Client Context
“MediHealth Systems” is a fast-growing SaaS provider that powers Electronic Health-Record (EHR), E-Prescription and Tele-Consultation services for 350+ clinics across the United Kingdom.
- Handles ~3 million API calls/day and spikes during morning clinic hours.
- The entire stack runs on AWS (EC2, RDS PostgreSQL, Lambda, API Gateway, AWS HealthLake, X-Ray).
- Three core teams—DevOps, Application Engineering, Clinical Support—share a strict 99.99 % SLA and HIPAA compliance duties.
The Challenge
- Metrics, logs & traces scattered in separate consoles
- Very less real-time visibility and entire system was relied on alarms or on user complaints
- Root-cause searching took ~1 hour with lots of tab-switching
- Often unnoticed errors
Solution Overview
Deploy a unified Amazon CloudWatch Dashboard that surfaces metrics, logs and traces side-by-side for every critical microservice. The dashboard:
- Auto-refreshes every 30 seconds for near real-time insight.
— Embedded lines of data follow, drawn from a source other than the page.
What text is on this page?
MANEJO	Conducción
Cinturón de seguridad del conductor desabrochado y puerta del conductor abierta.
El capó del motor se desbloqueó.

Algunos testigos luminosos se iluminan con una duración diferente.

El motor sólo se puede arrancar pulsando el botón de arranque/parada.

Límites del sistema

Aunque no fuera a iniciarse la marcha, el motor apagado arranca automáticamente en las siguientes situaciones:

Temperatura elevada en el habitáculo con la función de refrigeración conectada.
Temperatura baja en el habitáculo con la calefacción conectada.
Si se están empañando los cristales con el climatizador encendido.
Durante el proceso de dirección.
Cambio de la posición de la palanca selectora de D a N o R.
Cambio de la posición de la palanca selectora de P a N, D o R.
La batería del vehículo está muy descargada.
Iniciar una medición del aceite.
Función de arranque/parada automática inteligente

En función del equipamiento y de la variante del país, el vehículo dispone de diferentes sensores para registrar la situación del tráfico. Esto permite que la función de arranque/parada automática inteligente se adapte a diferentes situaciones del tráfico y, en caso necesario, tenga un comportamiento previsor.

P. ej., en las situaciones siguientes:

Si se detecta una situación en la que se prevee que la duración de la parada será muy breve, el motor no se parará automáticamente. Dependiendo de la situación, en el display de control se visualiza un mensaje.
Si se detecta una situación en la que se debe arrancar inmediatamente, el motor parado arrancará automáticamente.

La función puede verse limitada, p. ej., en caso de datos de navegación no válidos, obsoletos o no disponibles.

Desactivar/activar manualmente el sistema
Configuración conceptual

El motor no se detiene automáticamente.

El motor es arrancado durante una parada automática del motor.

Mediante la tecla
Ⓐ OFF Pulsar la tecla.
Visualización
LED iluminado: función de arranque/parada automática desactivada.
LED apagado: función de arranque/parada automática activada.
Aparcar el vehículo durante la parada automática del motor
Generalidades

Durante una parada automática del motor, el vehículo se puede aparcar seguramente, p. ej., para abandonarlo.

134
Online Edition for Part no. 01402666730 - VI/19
- Embeds CloudWatch Logs Insights queries, CloudWatch Metrics graphs and AWS X-Ray ServiceLens widgets.
- Displays key alarms and anomaly-detection bands thus potential incidents jump out instantly.
Core Components
| Component | Description |
| Amazon CloudWatch Dashboards | Central visual console. |
| CloudWatch Metrics & Alarms | Infrastructure (EC2, RDS, Lambda) + custom app KPIs (Key Performance Indicator) (e.g., “Prescription Success Rate”). |
| CloudWatch Logs Insights | Log-based error counts and patterns. |
| AWS X-Ray & ServiceLens | End-to-end traces across API Gateway → Lambda → EC2 → RDS (Fully Managed Relational Database) |
| CloudWatch Agent & RDS Enhanced Monitoring | Extra OS and database telemetry. |
Technical Implementation
- Inventory & Prioritise Signals
- CPU, memory, DB connections, EHR read/write request latency, medication-order throughput, 4xx/5xx error rates.
- Enable Deep Telemetry
- Installed CloudWatch Agent on EC2; turned on RDS Enhanced Monitoring; activated Lambda active tracing.
- Expand AWS X-Ray Coverage
- Added SDK instrumentation to the web tier; shipped traces for each transaction through EC2, Lambda and RDS.
- Design the Dashboard (sample widgets)
- Infrastructure Health: EC2 CPU/Memory, RDS connections, queue depth.
- Clinical Workflow KPIs: “New-Encounter latency vs throughput”, “Prescription success %”.
- Error Monitors: Log-derived ERROR spikes, 5xx rates, Lambda exceptions.
- X-Ray Service Map: Latency heat-spots across microservices.
- Alarm Annotations: Red/green overlay with anomaly bands.
- Access & Sharing
- Read-only links for Clinical Support; default CloudWatch landing page for DevOps; 24×7 wall-board in the ops area.
Measurable Outcomes
| KPI | Before | After |
| Mean-time-to-detect (MTTD) | 10-15 min | Seconds |
| Mean-time-to-resolve (MTTR) | ~60 min | Often <15 min |
| Major incident frequency | Several per month | “Noticeably lower” |
| Failed prescription renewals during peak | Frequent spikes | Minimal |
| Team bridge calls | Tool-switching | Single shared screen |
Key Learnings
- Single-pane observability slashes MTTR (Mean-time-to-resolve)
- Complete telemetry is prerequisite to an effective dashboard.
- Shared dashboards drive collaboration between each team
- Continually refine widgets and alarms as the architecture evolves.
Future Outlook
- Extend the dashboard to new microservices and event-streaming components.
- Leverage real-user monitoring (CloudWatch RUM) into dashboard
- Automate capacity decisions with Application Auto Scaling driven by dashboard metrics.